RI eyes to develop key sectors from Australian trade deal

Dewanti A. Wardhani

Indonesia is hoping to develop a number of key sectors through an anticipated free-trade deal with Australia, which is aimed at boosting trade and investment between the neighboring countries.

Both countries kicked off negotiations on an Indonesia-Australia Comprehensive Economic Partnership Agreement (IA-CEPA) in September 2012, but progress has been slow. Talk resumed again in March, with both governments sharing a commitment to wrap up negotiations by next year.

Newly inaugurated Trade Minister Enggartiasto Lukita said the Indonesian government would prioritize several key sectors, such as education, agriculture and tourism, under the bilateral agreement.

Enggar, as he is affectionately called, said Indonesia was seeking to send local students and workers to Australia for short vocational courses in various subjects.

For example, local workers can be flown to Australia to learn the country’s cattle-breeding know-how and technology, which can later be implemented in their home country.

“As you know, Australia is very good in some areas like agriculture and cattle-breeding. Thus, we want to send our workers to Australia at least for job training,” Enggar told reporters after a meeting with an Australian delegation as part of the IA-CEPA negotiations in Jakarta on Tuesday.

Separately, Indonesian lead negotiator Deddy Saleh said the country was also eyeing cooperation in the tourist sector with Australia.

For example, he said, Indonesia could simplify services for locals seeking to travel to Australia and vice versa. Thus, Indonesia and Australia could see more tourists entering their country.

Steven Ciobo, the Australian Minister for Trade, Tourism and Investment, said “friendship” between the two countries was already strong but the economic relationship was “not as strong as it could be”.

Successfully concluding the comprehensive economic agreement with Indonesia, he said, was a key priority for Australia.

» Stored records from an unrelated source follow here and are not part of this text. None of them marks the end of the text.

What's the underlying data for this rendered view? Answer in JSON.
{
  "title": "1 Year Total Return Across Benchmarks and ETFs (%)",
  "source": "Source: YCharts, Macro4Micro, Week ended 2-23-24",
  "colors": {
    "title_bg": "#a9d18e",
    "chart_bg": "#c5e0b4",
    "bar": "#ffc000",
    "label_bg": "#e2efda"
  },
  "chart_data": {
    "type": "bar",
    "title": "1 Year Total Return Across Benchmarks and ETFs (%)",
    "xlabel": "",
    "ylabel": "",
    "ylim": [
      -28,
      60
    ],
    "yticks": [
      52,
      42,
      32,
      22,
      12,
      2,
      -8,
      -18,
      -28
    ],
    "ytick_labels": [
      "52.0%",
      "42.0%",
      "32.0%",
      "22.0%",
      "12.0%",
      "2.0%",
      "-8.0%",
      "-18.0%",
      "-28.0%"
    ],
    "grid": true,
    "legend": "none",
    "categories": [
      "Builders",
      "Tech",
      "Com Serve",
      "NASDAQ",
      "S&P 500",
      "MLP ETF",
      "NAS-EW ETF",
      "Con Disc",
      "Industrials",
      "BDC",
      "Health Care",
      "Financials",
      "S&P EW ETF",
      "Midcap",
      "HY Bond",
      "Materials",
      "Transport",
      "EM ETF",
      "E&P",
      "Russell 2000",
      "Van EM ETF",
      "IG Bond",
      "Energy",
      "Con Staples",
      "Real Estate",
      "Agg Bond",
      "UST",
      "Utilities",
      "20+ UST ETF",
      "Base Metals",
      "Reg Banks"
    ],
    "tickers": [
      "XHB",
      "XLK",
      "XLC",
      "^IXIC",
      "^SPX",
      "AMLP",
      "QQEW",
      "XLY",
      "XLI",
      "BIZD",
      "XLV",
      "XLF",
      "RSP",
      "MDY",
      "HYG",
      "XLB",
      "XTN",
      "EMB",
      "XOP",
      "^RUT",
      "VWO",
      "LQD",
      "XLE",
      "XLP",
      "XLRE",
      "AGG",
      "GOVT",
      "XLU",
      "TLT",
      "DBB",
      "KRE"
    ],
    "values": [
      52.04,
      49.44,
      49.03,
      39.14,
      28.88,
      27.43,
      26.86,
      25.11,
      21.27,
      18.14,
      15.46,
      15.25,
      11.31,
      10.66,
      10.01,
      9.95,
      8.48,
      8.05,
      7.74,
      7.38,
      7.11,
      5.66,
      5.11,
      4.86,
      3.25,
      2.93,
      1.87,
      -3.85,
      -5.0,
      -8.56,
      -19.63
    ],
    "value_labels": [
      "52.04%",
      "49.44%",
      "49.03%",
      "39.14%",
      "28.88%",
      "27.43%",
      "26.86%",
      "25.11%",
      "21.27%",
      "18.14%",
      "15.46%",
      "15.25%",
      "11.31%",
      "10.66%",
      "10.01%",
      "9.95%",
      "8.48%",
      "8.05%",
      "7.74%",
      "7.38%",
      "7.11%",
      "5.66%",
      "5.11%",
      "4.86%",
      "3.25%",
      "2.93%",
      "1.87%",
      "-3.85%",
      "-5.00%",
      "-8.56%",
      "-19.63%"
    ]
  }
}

Despite Indonesia’s recent move to import buffalo meat from India in an attempt to challenge Australia’s dominance, Ciobo said Australia was eager to work for the mutual interest of both countries in regards to beef and cattle.

The two countries, he said, were committed to concluding the talks by the end of next year.

Businesses from the two countries also established the Indonesia-Australia Partnership Group
and jointly drafted a position paper for consideration by their governments.

Indonesian businesses recommended six priority sectors, namely tourism and hospitality, securing domestic food supply, human capital development through education, health care, e-commerce and creative industries, as well as infrastructure and engineering.

Indonesian business group representative Shinta Kamdani, who is also Indonesian Chamber of Commerce and Industry chairwoman on international relations, said the six sectors held significant potential for economic engagement and benefit.

“We want to see real improvement in people from the two countries,” Shinta said.

Meanwhile, Australian businesses offered recommendations in eight areas, private sector representative Bryan Clark said.

Those eight areas are: cross-cutting issues, economic cooperation, trading goods, trading services, investment, movement of people, e-commerce and education.

“We want [the agreement] to be bold by going where no agreement has gone before,” said Clark, who is also a director for trade at the Australian Chamber of Commerce and Industry.

According to data from the Central Statistics Agency (BPS), Indonesia’s trade with Australia reached US$8.5 billion in 2015, where Indonesia saw a $1.1 billion deficit.

This year, Indonesia’s trade with Australia has reached $3.3 billion as of May.